Results and Discussion

Sequence analysis of human SEPHS2

First, the human SEPHS2 sequence (UniProt code: Q99611) was analyzed to identify the relationships between its amino acid composition and conformation and particularly to assess how the amino acid composition of SEPHS2 could affect the conformational propensity to form regular secondary structures or be disordered using the ProtParam tool12. The sequence is characterized by 27 prolines, 48 glycines and 43 negatively (f− = 0.096) and 36 positively (f+ = 0.080) charged residues (Fig. 1). SEPHS2 is located in Region 1 of the state diagram, which contains weak polyampholytes and polyelectrolytes. The fraction of charged residues (FCR) in the protein is <0.25, the net charge per residue (NCPR) is <0.25, and the protein has a propensity to form globule and tadpole ensembles in agreement with Das and Pappu13 (Supplementary Fig. 1).

Figure 1
figure 1

Sequence analysis of human SEPHS2. The negatively and positively charged residues are shown in red and cyan, respectively. We report predictions for secondary structure (Jnet), disorder propensity (Meta_d and IUPred), globularity propensity (GlobPL), predicted and experimentally determined phosphorylation sites (NetPhos and Phosphosite), sulfination sites (Sulfinator), glycosylation sites (NetNGlyc and NetOGlyc), and molecular recognition features (MorfPred and ANCHOR).

The secondary structure prediction by Jnet14 suggested the putative presence of 15 α-helices, 12 β-strands and some disordered regions. This finding was confirmed by the prediction of putative disordered regions by Genesilico MetaDisorder, GlobPlot and IUPred15. Some regions with high disorder propensities are located at the N-terminal (positions 1–60 and 77–110) and C-terminal regions (positions 428–448) (Fig. 1).

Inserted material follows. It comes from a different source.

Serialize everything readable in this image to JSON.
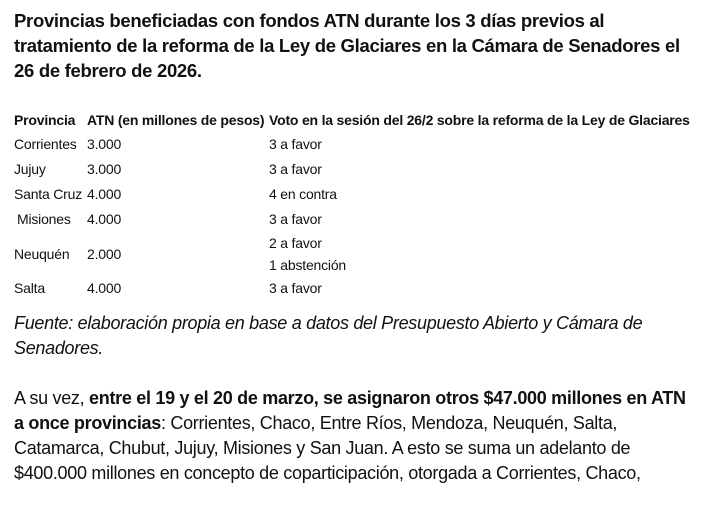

Since posttranslational modifications are important for the functional features of intrinsically disordered proteins (IDPs), including modulating the recognition of molecular partners16, we evaluated the putative presence of phosphorylation, sulfation and glycosylation sites as well as linear motifs associated with protein interactions. As shown in Fig. 1, analysis of the SEPHS2 sequence revealed 31 phosphorylation sites predicted by NetPhos17. Among these sites, four located at positions 33, 46, 97 and 109 have also been found experimentally, as shown by the PhosphoSitePlus analysis18. Sulfation prediction by the Sulfinator tool19 showed only one sulfation site at position 395, whereas the prediction of glycosylation sites by the NetNGlyc and NetOGlyc tools20 indicated a potential N-linked site at position 299 and five O-linked sites at positions 52, 77, 431, 440 and 443. The prediction of binding regions in disordered proteins by the ANCHOR21 and α-MoRF-PredII22 tools indicated potential binding positions in regions 1–80, 170–218, 379–380 and 420–448.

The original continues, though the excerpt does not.